Marian Babiuch, prezesem Elektrociepłowni Zielona Góra SA: - Jest kilka powodów. Jeden z nich jest biznesowy. Inwestorzy wolą lokować swoje firmy w dużych ośrodkach. Najpierw pytają o liczbę mieszkańców, powierzchnię miasta, dostępność do energii, wody itp. Elektrociepłowni zależy na sprzedaży ciepła dla firm, jak kiedyś np. dla Zastalu. Ponadto wciąż kładziemy ciepłociągi do nowych osiedli mieszkaniowych. Im więcej ich powstaje, tym więcej możemy sprzedać ciepła. Mówię o tym również dlatego, ponieważ na rozwoju naszej spółki, na zwiększeniu produkcji energii elektrycznej i cieplnej, korzysta również miasto, które jest udziałowcem Elektrociepłowni. W ubiegłym roku z tego tytułu budżet miasta otrzymał ponad 600 tys. zł.

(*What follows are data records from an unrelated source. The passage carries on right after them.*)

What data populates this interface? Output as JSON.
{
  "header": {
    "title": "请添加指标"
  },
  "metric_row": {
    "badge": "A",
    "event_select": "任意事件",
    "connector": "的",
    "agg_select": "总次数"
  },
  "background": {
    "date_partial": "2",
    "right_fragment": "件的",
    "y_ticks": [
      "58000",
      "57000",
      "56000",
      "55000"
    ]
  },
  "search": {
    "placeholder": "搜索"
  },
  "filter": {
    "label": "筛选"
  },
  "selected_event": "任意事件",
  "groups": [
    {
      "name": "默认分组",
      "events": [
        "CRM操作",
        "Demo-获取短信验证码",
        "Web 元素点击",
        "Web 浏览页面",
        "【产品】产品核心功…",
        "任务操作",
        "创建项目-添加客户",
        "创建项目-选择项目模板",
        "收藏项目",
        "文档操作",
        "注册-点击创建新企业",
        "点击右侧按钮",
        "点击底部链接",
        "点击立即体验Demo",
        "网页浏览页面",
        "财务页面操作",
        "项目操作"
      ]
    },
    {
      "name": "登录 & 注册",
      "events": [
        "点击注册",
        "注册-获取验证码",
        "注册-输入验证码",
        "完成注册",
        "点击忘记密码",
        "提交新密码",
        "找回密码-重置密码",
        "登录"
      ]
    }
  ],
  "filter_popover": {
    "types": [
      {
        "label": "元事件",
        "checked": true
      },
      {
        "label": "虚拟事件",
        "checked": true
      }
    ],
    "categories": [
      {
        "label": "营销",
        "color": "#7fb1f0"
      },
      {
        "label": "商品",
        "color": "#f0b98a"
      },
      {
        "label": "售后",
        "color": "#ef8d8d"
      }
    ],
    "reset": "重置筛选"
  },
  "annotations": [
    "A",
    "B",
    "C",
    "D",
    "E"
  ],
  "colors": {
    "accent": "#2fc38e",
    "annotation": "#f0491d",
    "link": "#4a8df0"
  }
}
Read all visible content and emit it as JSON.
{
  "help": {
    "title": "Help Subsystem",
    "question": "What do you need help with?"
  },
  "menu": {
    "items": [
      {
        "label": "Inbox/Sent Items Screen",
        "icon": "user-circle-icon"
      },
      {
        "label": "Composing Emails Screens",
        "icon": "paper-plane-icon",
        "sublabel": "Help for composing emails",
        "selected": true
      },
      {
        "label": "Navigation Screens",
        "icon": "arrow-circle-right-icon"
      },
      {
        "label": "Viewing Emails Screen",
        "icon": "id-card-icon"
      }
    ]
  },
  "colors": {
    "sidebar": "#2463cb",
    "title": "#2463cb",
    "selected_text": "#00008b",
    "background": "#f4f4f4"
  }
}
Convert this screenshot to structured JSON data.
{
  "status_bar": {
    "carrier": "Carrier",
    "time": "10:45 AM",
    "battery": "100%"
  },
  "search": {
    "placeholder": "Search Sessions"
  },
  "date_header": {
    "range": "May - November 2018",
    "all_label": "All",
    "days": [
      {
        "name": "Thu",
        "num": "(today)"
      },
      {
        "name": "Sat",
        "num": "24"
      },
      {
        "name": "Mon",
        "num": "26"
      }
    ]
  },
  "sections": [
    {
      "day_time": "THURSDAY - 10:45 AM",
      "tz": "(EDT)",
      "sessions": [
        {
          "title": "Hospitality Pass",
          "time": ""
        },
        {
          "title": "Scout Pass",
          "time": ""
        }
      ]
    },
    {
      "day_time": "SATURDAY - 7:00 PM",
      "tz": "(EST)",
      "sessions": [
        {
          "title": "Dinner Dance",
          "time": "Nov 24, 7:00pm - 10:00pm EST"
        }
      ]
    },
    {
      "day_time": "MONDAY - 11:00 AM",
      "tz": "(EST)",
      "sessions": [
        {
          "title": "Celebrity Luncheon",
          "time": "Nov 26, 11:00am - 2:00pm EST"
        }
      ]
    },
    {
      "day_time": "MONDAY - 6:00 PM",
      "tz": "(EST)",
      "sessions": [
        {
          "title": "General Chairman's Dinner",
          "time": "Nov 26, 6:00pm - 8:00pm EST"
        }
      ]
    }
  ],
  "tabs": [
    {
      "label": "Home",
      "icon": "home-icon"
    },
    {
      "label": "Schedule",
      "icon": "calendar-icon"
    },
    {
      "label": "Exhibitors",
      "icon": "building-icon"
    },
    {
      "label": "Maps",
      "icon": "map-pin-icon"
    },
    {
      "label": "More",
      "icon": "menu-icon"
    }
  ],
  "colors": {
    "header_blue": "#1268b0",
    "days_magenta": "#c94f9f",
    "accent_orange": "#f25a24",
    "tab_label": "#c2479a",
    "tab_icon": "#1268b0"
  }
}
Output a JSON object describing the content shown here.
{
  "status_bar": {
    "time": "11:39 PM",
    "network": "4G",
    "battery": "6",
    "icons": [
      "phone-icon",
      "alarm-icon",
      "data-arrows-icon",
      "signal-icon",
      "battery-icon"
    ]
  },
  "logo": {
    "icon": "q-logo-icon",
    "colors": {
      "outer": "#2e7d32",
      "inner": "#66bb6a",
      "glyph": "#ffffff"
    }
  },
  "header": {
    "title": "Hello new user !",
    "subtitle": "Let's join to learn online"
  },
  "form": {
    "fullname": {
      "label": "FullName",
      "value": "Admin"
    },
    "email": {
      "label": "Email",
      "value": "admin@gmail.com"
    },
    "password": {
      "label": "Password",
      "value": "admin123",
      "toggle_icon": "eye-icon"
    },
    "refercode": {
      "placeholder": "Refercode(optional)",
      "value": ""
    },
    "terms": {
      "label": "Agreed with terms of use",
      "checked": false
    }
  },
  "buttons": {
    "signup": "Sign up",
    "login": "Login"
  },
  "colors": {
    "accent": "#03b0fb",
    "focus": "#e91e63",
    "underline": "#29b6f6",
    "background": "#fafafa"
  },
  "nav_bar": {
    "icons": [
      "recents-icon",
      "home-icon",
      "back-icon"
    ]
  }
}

Sądzę, że niemal wszyscy przedsiębiorcy mieszkający na terenie miasta i gminy mogą przedstawić kolejne argumenty za połączeniem. Wiadomo przecież, że większe ośrodki miejskie mają większą szansę na rozwój, czyli poprawę poziomu życia całej lokalnej społeczności.
To prawda, ale słyszałam niektórych mieszkańców gminy wiejskiej, że po połączeniu mogą zajść zmiany, na które nie będą mieli wpływu.
- Niepokoją mnie takie postawy. Kiedy w latach 90. ubiegłego wieku zastanawiałem się, czy spółka, którą zarządzam, powinna podjąć się budowy wielkiej inwestycji, ryzyko było bardzo duże. Pomyślałem wtedy o moich dzieciach i ich rówieśnikach: co zostawię im w Zielonej Górze? Stare kotły węglowe, dymiące kominy wyrzucające tony pyłów i dwutlenku siarki? To był dla mnie silny motyw – aby przyszłe pokolenia miały czyste powietrze i nowoczesne przedsiębiorstwo w środku miasta. I udało się, w 2004 roku uruchomiliśmy nowy blok gazowo-parowy. A w tym roku oddaliśmy do użytku jeszcze jedną nową inwestycję, żeby już zupełnie zrezygnować ze spalania węgla przy produkcji energii elektrycznej i ciepła. Tym razem myślałem o mojej wnuczce Hani. Cieszę się, że ona i jej pokolenie ma zapewnione czyste niebo nad miastem.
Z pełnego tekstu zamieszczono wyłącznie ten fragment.